5 000 requêtes SQL. Pour afficher un panier de 30 articles sur un site e-commerce.
Je te raconte.
J'arrive tout juste dans la boîte, et je fais le premier truc que n'importe quel pro de la perf devrait faire : inspecter le panier. On me dit : "Tu verras, c'est pas fou-fou". J'ouvre blackfire, je cherche une trace avec 30 articles.
Je déglutis.
Plus de 5 000 requêtes SQL. Pour un seul affichage de panier.
Pas une erreur de mesure. Pas un batch caché. Juste l'ORM qui fait son boulot.

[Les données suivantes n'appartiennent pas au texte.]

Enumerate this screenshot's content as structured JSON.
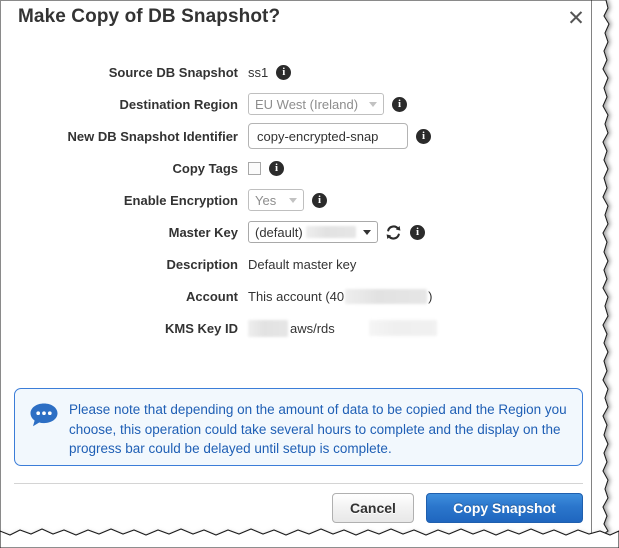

Mal, mais c'est la faute du marteau si on l'utilise comme scie ?
Le problème, et c'est un classique que je croise régulièrement : personne dans l'équipe ne se souciait réellement de ce qui se passait backstage. On code des objets, on appelle des méthodes, ça a l'air propre côté applicatif. Sauf que derrière, le moteur enchaîne les jointures une par une, article par article, référence par référence.
30 articles × des dizaines de relations × zéro optimisation des requêtes = un festival du n'imp.
Le truc, c'est que ça marchait. Avec 5 articles dans le panier, personne ne voyait rien. Mais à chaque fois qu'une vraie personne remplit un vrai panier, la base transpire.
Mon conseil ce jour-là, le même que je donne depuis des années : ouvre le capot de ton ORM. Regarde le SQL qu'il génère. Lis la doc.
Un ORM, c'est un accélérateur au démarrage, pas une excuse pour ignorer ce qui se passe en base.
80 à 90% des problèmes de performance back-end que je rencontre sont liés à la façon dont on requête la base de données. Mauvaises jointures, indexation absente, pools de connexions mal configurés, cache inexistant. Et très souvent, un ORM qu'on a laissé faire ses courses tout seul sans vérifier le ticket de caisse.
Tu scaleras pour 10 000 quand t'auras scalé pour 1.
Si ton panier e-commerce génère 5 000 requêtes pour 30 articles, t'as pas un problème de scalabilité. T'as un problème de curiosité.
Publié à l'origine sur LinkedIn.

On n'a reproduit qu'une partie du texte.